Selon des informations dévoilées par Bloomberg et reprises par Reuters lundi 22 décembre, JPMorgan examine activement la possibilité de proposer des services de négociation de cryptomonnaies à sa clientèle institutionnelle via son activité de marchés.
Cette offre couvrirait à la fois les opérations au comptant et les produits dérivés, précisent des sources proches du dossier, tout en soulignant que les discussions en sont encore à un stade préliminaire. La banque conditionne la mise en œuvre du projet à un niveau d’appétit suffisant pour certains instruments bien définis.
Pour les investisseurs institutionnels – fonds, sociétés de gestion, grands groupes – la possibilité d’accéder aux actifs numériques par l’intermédiaire d’un acteur systémique comme JPMorgan combinerait profondeur de marché, robustesse opérationnelle et haut niveau de conformité, difficilement réunies sur des plateformes spécialisées plus récentes.
Cette offensive envisagée s’inscrit dans un mouvement plus général d’appropriation des cryptomonnaies par les poids lourds de la finance américaine, qui considèrent désormais ce segment comme incontournable plutôt que comme un simple terrain de spéculation.
Un premier fonds tokenisé
Le 15 décembre, le groupe dirigé par Jamie Dimon a déjà franchi une étape symbolique en lançant son premier fonds monétaire tokenisé, baptisé « Onchain Net Yield Fund », doté au départ de 100 millions de dollars et opéré sur la blockchain Ethereum.
Ce véhicule, réservé aux investisseurs qualifiés avec un ticket d’entrée minimum d’un million de dollars, constitue une première mondiale dans son genre. Plus tôt cette année, l’établissement avait également fait savoir qu’il prévoyait d’accepter le Bitcoin et l’Ethereum comme collatéral pour l’octroi de prêts d’ici la fin de l’année.
Pour y parvenir, la banque entend s’appuyer sur des dépositaires tiers spécialisés, ce qui lui permet d’éviter les contraintes réglementaires liées à la conservation directe de cryptomonnaies. Cette inflexion illustre un virage majeur pour une institution dont le directeur général qualifiait encore le Bitcoin de « fraude » il y a quelques années.

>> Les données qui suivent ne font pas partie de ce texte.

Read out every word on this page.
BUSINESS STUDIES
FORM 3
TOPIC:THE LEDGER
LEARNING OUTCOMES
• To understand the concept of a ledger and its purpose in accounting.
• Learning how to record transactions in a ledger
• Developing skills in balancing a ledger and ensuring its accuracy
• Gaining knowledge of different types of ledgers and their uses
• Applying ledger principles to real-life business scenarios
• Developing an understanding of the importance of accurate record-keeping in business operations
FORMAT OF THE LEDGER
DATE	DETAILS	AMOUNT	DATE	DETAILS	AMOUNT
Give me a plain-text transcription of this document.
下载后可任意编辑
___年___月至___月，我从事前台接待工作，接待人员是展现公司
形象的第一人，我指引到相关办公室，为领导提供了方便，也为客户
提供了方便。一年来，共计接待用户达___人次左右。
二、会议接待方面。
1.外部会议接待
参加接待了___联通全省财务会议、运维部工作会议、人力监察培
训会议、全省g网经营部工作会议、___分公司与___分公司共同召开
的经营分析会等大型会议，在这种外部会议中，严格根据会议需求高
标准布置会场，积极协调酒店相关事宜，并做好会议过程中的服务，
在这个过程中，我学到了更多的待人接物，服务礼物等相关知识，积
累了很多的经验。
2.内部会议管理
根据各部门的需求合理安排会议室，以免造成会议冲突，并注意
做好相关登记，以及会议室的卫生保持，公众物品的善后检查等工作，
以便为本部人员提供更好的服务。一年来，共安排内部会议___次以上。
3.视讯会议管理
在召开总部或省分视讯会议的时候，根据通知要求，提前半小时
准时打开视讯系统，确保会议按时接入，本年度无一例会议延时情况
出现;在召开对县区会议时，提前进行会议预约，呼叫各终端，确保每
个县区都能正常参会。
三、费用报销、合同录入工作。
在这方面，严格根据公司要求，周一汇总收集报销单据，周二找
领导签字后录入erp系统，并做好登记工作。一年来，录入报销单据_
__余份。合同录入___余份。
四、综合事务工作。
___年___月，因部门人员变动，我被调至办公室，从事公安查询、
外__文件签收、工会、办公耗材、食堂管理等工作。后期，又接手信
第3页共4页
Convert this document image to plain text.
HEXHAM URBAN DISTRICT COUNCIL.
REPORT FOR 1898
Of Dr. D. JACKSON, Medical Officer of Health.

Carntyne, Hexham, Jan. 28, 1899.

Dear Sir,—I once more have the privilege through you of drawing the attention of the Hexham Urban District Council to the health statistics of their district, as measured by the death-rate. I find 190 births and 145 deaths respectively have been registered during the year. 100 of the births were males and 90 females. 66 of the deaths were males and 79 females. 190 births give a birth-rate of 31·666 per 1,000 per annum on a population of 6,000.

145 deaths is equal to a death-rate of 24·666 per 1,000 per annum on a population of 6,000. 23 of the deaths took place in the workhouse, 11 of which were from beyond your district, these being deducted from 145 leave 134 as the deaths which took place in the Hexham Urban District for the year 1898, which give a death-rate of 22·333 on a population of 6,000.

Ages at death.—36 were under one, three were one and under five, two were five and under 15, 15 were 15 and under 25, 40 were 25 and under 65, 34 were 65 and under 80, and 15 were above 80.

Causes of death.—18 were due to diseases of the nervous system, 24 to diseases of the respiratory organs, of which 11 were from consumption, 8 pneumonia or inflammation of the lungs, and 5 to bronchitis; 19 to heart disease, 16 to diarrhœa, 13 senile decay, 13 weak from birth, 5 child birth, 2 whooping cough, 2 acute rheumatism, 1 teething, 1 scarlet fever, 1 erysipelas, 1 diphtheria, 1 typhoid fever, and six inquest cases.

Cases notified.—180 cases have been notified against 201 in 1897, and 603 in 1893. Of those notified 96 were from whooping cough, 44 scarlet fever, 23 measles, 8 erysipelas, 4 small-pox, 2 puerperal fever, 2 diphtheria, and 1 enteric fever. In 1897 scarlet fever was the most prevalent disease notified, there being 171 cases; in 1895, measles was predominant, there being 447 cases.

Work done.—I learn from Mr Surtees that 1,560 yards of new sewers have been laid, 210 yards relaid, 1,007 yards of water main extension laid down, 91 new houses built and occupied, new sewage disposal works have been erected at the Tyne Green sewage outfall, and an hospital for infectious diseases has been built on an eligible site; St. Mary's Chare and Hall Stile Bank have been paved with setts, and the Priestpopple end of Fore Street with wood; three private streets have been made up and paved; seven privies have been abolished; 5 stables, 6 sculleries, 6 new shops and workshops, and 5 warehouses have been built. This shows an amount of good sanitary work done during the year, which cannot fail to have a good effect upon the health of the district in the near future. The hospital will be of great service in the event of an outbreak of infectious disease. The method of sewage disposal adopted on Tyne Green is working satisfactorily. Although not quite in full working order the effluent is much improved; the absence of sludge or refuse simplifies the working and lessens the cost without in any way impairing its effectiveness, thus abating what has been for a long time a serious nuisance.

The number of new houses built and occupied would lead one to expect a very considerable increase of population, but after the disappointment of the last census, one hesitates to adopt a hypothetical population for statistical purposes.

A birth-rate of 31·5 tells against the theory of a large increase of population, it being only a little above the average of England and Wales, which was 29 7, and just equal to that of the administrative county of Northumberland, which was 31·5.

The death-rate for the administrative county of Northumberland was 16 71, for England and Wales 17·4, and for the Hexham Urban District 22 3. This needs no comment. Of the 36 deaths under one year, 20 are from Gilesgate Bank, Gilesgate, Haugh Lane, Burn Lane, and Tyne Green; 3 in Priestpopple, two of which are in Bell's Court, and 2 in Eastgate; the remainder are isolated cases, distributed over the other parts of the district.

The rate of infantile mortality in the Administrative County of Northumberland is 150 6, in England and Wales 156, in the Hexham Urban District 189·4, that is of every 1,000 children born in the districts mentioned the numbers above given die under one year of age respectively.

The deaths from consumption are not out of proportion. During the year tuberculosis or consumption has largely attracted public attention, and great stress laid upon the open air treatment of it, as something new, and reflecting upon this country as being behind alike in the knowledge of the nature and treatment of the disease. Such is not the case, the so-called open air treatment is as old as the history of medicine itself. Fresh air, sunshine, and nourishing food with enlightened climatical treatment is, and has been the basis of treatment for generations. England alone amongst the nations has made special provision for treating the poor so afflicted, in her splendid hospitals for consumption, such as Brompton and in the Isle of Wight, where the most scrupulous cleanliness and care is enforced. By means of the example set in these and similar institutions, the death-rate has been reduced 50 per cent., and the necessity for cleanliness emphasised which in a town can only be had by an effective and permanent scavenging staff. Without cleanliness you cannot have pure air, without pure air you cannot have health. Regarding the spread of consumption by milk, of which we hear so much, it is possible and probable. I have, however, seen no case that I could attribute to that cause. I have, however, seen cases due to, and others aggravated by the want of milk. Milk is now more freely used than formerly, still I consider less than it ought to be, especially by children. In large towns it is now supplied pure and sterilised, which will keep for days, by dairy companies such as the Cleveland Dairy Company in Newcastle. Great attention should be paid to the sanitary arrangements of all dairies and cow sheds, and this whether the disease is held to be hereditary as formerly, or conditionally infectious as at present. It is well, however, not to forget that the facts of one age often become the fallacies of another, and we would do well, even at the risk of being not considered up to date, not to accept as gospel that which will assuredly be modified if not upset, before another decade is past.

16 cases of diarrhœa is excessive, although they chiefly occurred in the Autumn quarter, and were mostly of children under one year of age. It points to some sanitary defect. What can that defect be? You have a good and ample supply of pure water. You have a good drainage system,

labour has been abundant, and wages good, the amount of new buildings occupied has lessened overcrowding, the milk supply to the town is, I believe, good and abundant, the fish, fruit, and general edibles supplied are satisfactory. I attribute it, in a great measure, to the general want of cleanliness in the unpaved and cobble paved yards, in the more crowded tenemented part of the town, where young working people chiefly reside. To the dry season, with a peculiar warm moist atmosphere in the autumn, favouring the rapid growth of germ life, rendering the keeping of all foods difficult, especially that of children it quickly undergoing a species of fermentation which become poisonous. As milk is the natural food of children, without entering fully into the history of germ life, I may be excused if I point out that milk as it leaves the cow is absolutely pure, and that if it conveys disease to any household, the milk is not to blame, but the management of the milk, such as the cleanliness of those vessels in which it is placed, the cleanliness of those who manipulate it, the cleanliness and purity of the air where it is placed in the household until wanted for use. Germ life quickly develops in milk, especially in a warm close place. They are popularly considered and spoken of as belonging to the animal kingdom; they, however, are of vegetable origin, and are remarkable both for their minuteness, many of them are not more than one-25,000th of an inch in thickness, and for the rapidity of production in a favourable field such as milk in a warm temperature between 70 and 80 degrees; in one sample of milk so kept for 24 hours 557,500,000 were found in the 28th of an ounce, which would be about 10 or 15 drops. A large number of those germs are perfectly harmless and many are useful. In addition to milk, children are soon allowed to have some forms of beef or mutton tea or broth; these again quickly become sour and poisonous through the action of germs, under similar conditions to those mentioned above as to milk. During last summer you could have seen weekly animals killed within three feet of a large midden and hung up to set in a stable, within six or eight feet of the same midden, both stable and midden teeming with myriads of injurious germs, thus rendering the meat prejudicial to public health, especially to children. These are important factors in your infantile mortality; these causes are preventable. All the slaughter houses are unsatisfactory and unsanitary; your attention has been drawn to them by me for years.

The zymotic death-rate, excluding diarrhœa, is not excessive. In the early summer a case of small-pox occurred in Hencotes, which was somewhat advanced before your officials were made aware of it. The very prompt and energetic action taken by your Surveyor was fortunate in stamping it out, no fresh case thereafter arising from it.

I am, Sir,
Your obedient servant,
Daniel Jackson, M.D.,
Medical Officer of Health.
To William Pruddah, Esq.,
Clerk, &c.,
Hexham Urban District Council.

La clarté réglementaire comme catalyseur
D’après les analystes de Grayscale, spécialiste des placements en actifs numériques, les marchés crypto entrent dans une phase résolument institutionnelle, portée par trois moteurs structurels : une meilleure lisibilité du cadre réglementaire, des incitations macroéconomiques à diversifier les portefeuilles et la montée en puissance des infrastructures technologiques.
Le Genius Act, adopté en juillet sous l’impulsion de l’administration Trump, qui ambitionne de faire des États-Unis « la capitale mondiale de la cryptomonnaie », a instauré un cadre fédéral pour les stablecoins, mettant un terme à des années d’incertitudes juridiques entourant ces jetons adossés à des monnaies traditionnelles.
Dans le même temps, la Commodity Futures Trading Commission (CFTC) a franchi une nouvelle étape en annonçant le lancement du trading au comptant de cryptomonnaies sous supervision fédérale aux États-Unis. Autant de développements qui facilitent l’adoption des actifs numériques par les grands groupes bancaires, alors que le marché affiche désormais une relative stabilité.